Marée populaire : manifestation du 26/05/2018 à Valence. Prise de paroles du Pcf devant la banque de France.

mercredi 30 mai 2018
par  PCF Drôme

Suppressions d’emplois publics (120 000 prévus par Macron), fermetures de lits d’hôpitaux, de gares, de lignes SNCF, de trésoreries, de bureaux de postes, concentration de services, disparition de communes, délocalisations, chômage, précarité, OPA. Les bénéfices des entreprises du CAC 40 dont seulement 5,3% vont aux salaires et 27, 3% aux investissements alors que 68, 4% sont servis en dividendes, soit 56 milliards d’euros, il y a quelque chose qui va mal ! Et tout cela a un point commun : l’utilisation de l’argent.

Cette description traduit une chose : la crise du système capitaliste dans sa phase financière exacerbée. Pour assurer son existence, le capitalisme face à l’énorme masse de capitaux accumulés du fait des technologies informationnelles et de la financiarisation de l’économie a aujourd’hui besoin d’un taux de rentabilité toujours plus fort. C’est pourquoi il exploite toujours plus les hommes et la terre ce qui le conduit à briser les statuts, les garanties collectives, la sécurité sociale, les services publics, les rémunérations, l’emploi, les retraites. Il s’agit dans une sorte de course folle d’accaparer le plus possible d’argent issu de la création de richesses pour le diriger vers les marchés financiers et gonfler les dividendes. Voilà pourquoi les dividendes explosent tel que le révèle Oxfam. Rendez-vous compte, l’augmentation en un an des dividendes versés aux détenteurs des entreprises du CAC 40 correspond à un montant supérieur à la dette cumulée de la SNCF (50,8 Milliards € ). C’est socialement indécent et criminel économiquement.
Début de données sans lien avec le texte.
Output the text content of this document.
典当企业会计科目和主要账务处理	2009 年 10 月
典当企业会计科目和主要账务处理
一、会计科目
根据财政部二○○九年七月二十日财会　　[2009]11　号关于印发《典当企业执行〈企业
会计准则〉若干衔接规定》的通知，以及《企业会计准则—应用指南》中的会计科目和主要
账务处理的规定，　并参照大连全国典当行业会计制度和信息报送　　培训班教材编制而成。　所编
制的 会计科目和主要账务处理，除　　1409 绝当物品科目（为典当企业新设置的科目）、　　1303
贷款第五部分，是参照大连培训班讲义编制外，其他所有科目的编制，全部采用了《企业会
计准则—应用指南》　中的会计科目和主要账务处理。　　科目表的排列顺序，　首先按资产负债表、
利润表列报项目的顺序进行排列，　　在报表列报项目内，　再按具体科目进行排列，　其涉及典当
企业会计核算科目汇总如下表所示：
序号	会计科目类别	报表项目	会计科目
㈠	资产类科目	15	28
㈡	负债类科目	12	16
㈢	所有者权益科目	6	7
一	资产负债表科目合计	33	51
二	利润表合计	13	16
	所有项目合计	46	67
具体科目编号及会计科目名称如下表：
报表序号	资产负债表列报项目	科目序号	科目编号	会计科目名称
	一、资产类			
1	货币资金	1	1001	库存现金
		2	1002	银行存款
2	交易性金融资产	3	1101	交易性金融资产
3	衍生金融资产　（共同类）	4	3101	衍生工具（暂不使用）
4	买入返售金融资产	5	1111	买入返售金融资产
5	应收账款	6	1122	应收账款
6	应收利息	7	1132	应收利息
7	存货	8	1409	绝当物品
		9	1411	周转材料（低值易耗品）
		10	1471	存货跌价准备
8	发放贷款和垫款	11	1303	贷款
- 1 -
Changer radicalement cette situation nécessite de s’attaquer à la racine du mal, donc de frapper au cœur du système, c’est-à-dire de tout ce qui concerne l’argent, sa gestion, son utilisation, sa création. Et cela exige d’activer bien d’autres leviers que celui d’une répartition se résumant à prendre l’argent aux actionnaires pour le donner à d’autres. Il faut agir, intervenir et décider dès le lieu de création de l’argent. C’est-à-dire dès le processus de production dans les entreprises et dès la création monétaire par les banques, que ce soit par le crédit pour les banques de dépôt ou par la planche à billets de la BCE. Il s’agit de se donner les moyens de cette intervention par des propositions précises visant à prendre le pouvoir sur l’argent pour construire les bases d’un changement de système vers une civilisation du partage pour chacune et chacun.

Au-delà̀ d’une nécessaire contribution fiscale incluant la lutte contre l’évasion et la fraude fiscale spécialement en remettant sur pied une véritable fiscalité des entreprises, arrêtons de livrer notre endettement aux marchés financiers à qui l’État paye plus de 40 milliards d’intérêts par an. La Banque centrale européenne injecte dans le même temps des centaines de milliards d’euros sur les marchés financiers. En mars 2017 la BCE et les banques centrales nationales dont la Bdf devant laquelle nous nous trouvons, qui forment l’eurosystème, ont acquis 1844 milliards de titres sur les marchés dont 80% sont des titres de dette publique. Cet argent ne doit plus aller à la spéculation, aux délocalisations ou aux destructions d’emploi.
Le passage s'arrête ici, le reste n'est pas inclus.